Base wide - the horse stands with its hooves farther apart than necessary. The leg, when viewed from the front or behind, should sit on a line dropped from the centre of the leg vertically to the ground. If the horse stands wider than this, it is base wide. A base wide horse will not move straight and true and is therefore more likely to injure itself.
Neck ties in low - the horse has a low head carriage and the neck meets the chest and wither lower down than ideal. This is desirable in some disciplines but not in jumping or eventing as it limits the horse's ability to truly collect, and tends to put the horse's weight onto its forelegs.
Bull necked - don't get me wrong, I love a nice solid neck, but being 'bull necked' takes it to the extreme. This increases the weight on the forelegs and makes the horse more inclined to travel off balance with its centre of gravity forward of the rider.
Light on bone - this is the BIG one. Light on bone means the horse is not solid/strong enough through its leg bones to carry the weight of the animal on top of them. In high-impact sports it vastly increases the chances of a fracture.
Small hooves - also big. If the hoof is too small for the size and build of the horse it is more prone to concussion laminitis, navicular disease, and other disorders of the hoof, as it is not able to distribute the horse's weight correctly. I like a nice large hoof that is correct in structure and made of good hard horn. Ideally the hoof will be free of chips, cracks and unsoundnesses, and preferably not shod, as a shod horse costs a lot more to keep. I would rather have a horse shod because of the level it is showing at than a horse shod because it is not sound barefoot.
Large scars on the lower legs - this is NOT purely cosmetic! As a showjumper my horses' legs are at high risk of impact and the skin of a scar is only 70% as thick/strong as unblemished skin. If a scar is re-opened it is weaker still. If I can reduce the risk of my horse injuring himself if he knocks a pole then I will.
I haven't even LISTED anything to do with the back (long back is a no, overly short back is also a no) or the overall balance of the size of shoulder/barrel/hindquarter, OR the depth of the girth or anything like that! As a jumpers rider, I need a horse that is basically correct. I will excuse minor faults that do not affect jumping ability because no horse is perfect, but the basics need to be there. Good correct shoulder, correct hindquarter, nice deep and broad chest (heart and lung room, very important), and correct legs are first and foremost for me. Nice open nostrils are also important as in my discipline the horse is working hard so must be able to breathe in large amounts of air easily.

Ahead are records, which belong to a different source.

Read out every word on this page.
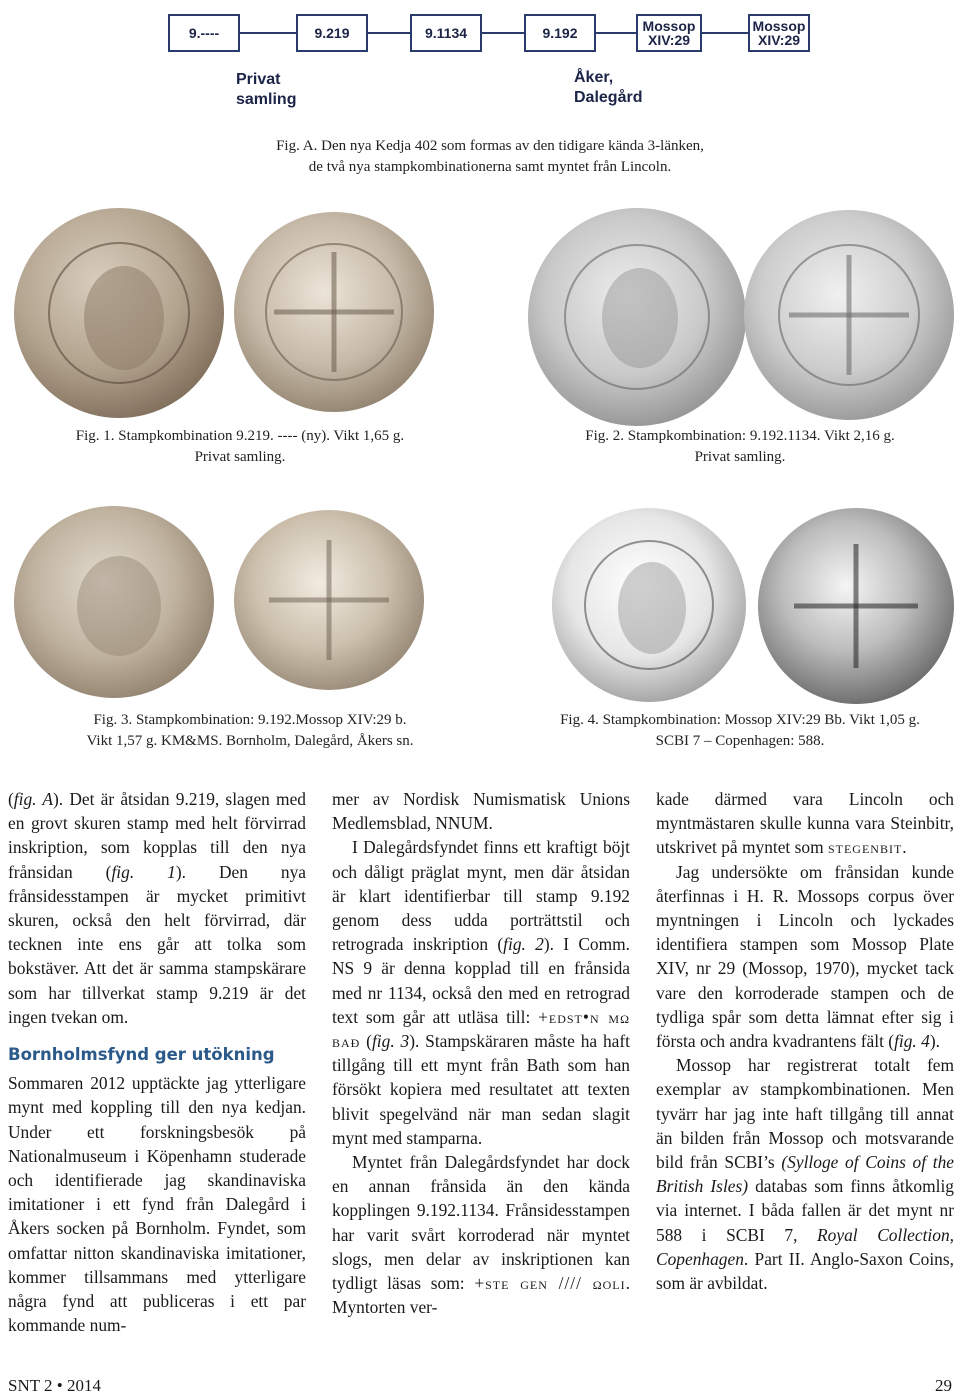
9.----	9.219	9.1134	9.192	Mossop XIV:29
Mossop XIV:29
Privat
samling
Åker,
Dalegård
Fig. A. Den nya Kedja 402 som formas av den tidigare kända 3-länken,
de två nya stampkombinationerna samt myntet från Lincoln.
Fig. 1. Stampkombination 9.219. ---- (ny). Vikt 1,65 g.
Privat samling.
Fig. 2. Stampkombination: 9.192.1134. Vikt 2,16 g.
Privat samling.
Fig. 3. Stampkombination: 9.192.Mossop XIV:29 b.
Vikt 1,57 g. KM&MS. Bornholm, Dalegård, Åkers sn.
Fig. 4. Stampkombination: Mossop XIV:29 Bb. Vikt 1,05 g.
SCBI 7 – Copenhagen: 588.

(fig. A). Det är åtsidan 9.219, slagen med en grovt skuren stamp med helt förvirrad inskription, som kopplas till den nya frånsidan (fig. 1). Den nya frånsidesstampen är mycket primitivt skuren, också den helt förvirrad, där tecknen inte ens går att tolka som bokstäver. Att det är samma stampskärare som har tillverkat stamp 9.219 är det ingen tvekan om.

Bornholmsfynd ger utökning

Sommaren 2012 upptäckte jag ytterligare mynt med koppling till den nya kedjan. Under ett forskningsbesök på Nationalmuseum i Köpenhamn studerade och identifierade jag skandinaviska imitationer i ett fynd från Dalegård i Åkers socken på Bornholm. Fyndet, som omfattar nitton skandinaviska imitationer, kommer tillsammans med ytterligare några fynd att publiceras i ett par kommande num-

mer av Nordisk Numismatisk Unions Medlemsblad, NNUM.

I Dalegårdsfyndet finns ett kraftigt böjt och dåligt präglat mynt, men där åtsidan är klart identifierbar till stamp 9.192 genom dess udda porträttstil och retrograda inskription (fig. 2). I Comm. NS 9 är denna kopplad till en frånsida med nr 1134, också den med en retrograd text som går att utläsa till: +edst•n mω bað (fig. 3). Stampskäraren måste ha haft tillgång till ett mynt från Bath som han försökt kopiera med resultatet att texten blivit spegelvänd när man sedan slagit mynt med stamparna.

Myntet från Dalegårdsfyndet har dock en annan frånsida än den kända kopplingen 9.192.1134. Frånsidesstampen har varit svårt korroderad när myntet slogs, men delar av inskriptionen kan tydligt läsas som: +ste gen //// ωoli. Myntorten ver-

kade därmed vara Lincoln och myntmästaren skulle kunna vara Steinbitr, utskrivet på myntet som stegenbit.

Jag undersökte om frånsidan kunde återfinnas i H. R. Mossops corpus över myntningen i Lincoln och lyckades identifiera stampen som Mossop Plate XIV, nr 29 (Mossop, 1970), mycket tack vare den korroderade stampen och de tydliga spår som detta lämnat efter sig i första och andra kvadrantens fält (fig. 4).

Mossop har registrerat totalt fem exemplar av stampkombinationen. Men tyvärr har jag inte haft tillgång till annat än bilden från Mossop och motsvarande bild från SCBI’s (Sylloge of Coins of the British Isles) databas som finns åtkomlig via internet. I båda fallen är det mynt nr 588 i SCBI 7, Royal Collection, Copenhagen. Part II. Anglo-Saxon Coins, som är avbildat.

SNT 2 • 2014	29
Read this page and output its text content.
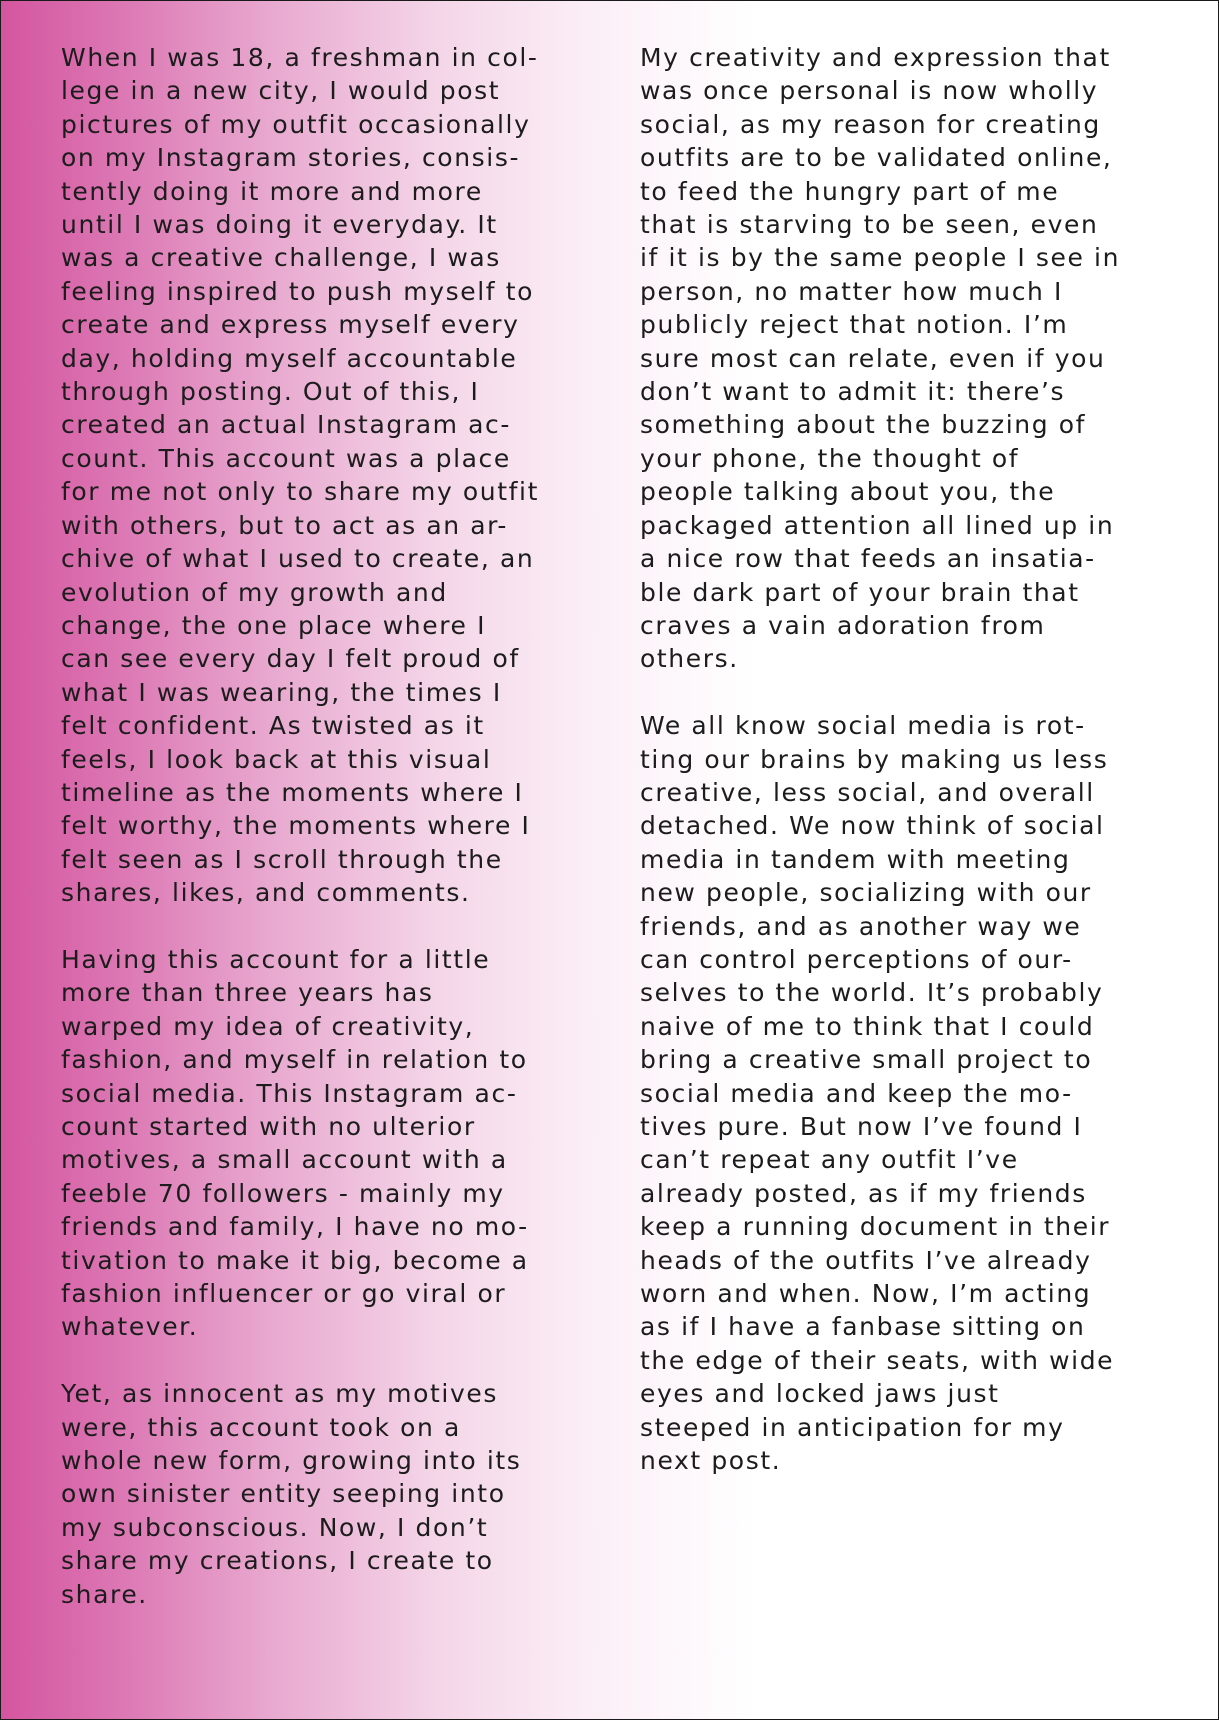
When I was 18, a freshman in col-
lege in a new city, I would post
pictures of my outfit occasionally
on my Instagram stories, consis-
tently doing it more and more
until I was doing it everyday. It
was a creative challenge, I was
feeling inspired to push myself to
create and express myself every
day, holding myself accountable
through posting. Out of this, I
created an actual Instagram ac-
count. This account was a place
for me not only to share my outfit
with others, but to act as an ar-
chive of what I used to create, an
evolution of my growth and
change, the one place where I
can see every day I felt proud of
what I was wearing, the times I
felt confident. As twisted as it
feels, I look back at this visual
timeline as the moments where I
felt worthy, the moments where I
felt seen as I scroll through the
shares, likes, and comments.

Having this account for a little
more than three years has
warped my idea of creativity,
fashion, and myself in relation to
social media. This Instagram ac-
count started with no ulterior
motives, a small account with a
feeble 70 followers - mainly my
friends and family, I have no mo-
tivation to make it big, become a
fashion influencer or go viral or
whatever.

Yet, as innocent as my motives
were, this account took on a
whole new form, growing into its
own sinister entity seeping into
my subconscious. Now, I don’t
share my creations, I create to
share.

My creativity and expression that
was once personal is now wholly
social, as my reason for creating
outfits are to be validated online,
to feed the hungry part of me
that is starving to be seen, even
if it is by the same people I see in
person, no matter how much I
publicly reject that notion. I’m
sure most can relate, even if you
don’t want to admit it: there’s
something about the buzzing of
your phone, the thought of
people talking about you, the
packaged attention all lined up in
a nice row that feeds an insatia-
ble dark part of your brain that
craves a vain adoration from
others.

We all know social media is rot-
ting our brains by making us less
creative, less social, and overall
detached. We now think of social
media in tandem with meeting
new people, socializing with our
friends, and as another way we
can control perceptions of our-
selves to the world. It’s probably
naive of me to think that I could
bring a creative small project to
social media and keep the mo-
tives pure. But now I’ve found I
can’t repeat any outfit I’ve
already posted, as if my friends
keep a running document in their
heads of the outfits I’ve already
worn and when. Now, I’m acting
as if I have a fanbase sitting on
the edge of their seats, with wide
eyes and locked jaws just
steeped in anticipation for my
next post.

Unattractive heads are excusable performance-wise for a showjumper as the horse is judged on performance, not appearance... but I won't buy a horse that I don't think is beautiful, because I do not want a horse that I look at and think 'eww, ugly face' or anything similar.
Now, I actually have a horse with a few of the faults I have listed as deal-breakers! Monty has HUGE scars on both his hind legs, from fetlock to above the hock... his pasterns are almost vertical... he has HORRIBLE feet... and his shoulder is more upright than I would like! I had to excuse some of these faults if I wanted to be able to afford an experienced jumping horse with the temperament I was looking for.
If it's your first horse temperament is first and foremost. You don't want a horse that's going to break down in a month's time (I have a friend who had that happen!) but as a first horse it doesn't have to be pretty or talented or even particularly correct - just sound and sane and good to ride!
Last edited by blue eyed pony; 11-14-2011 at 07:05 AM.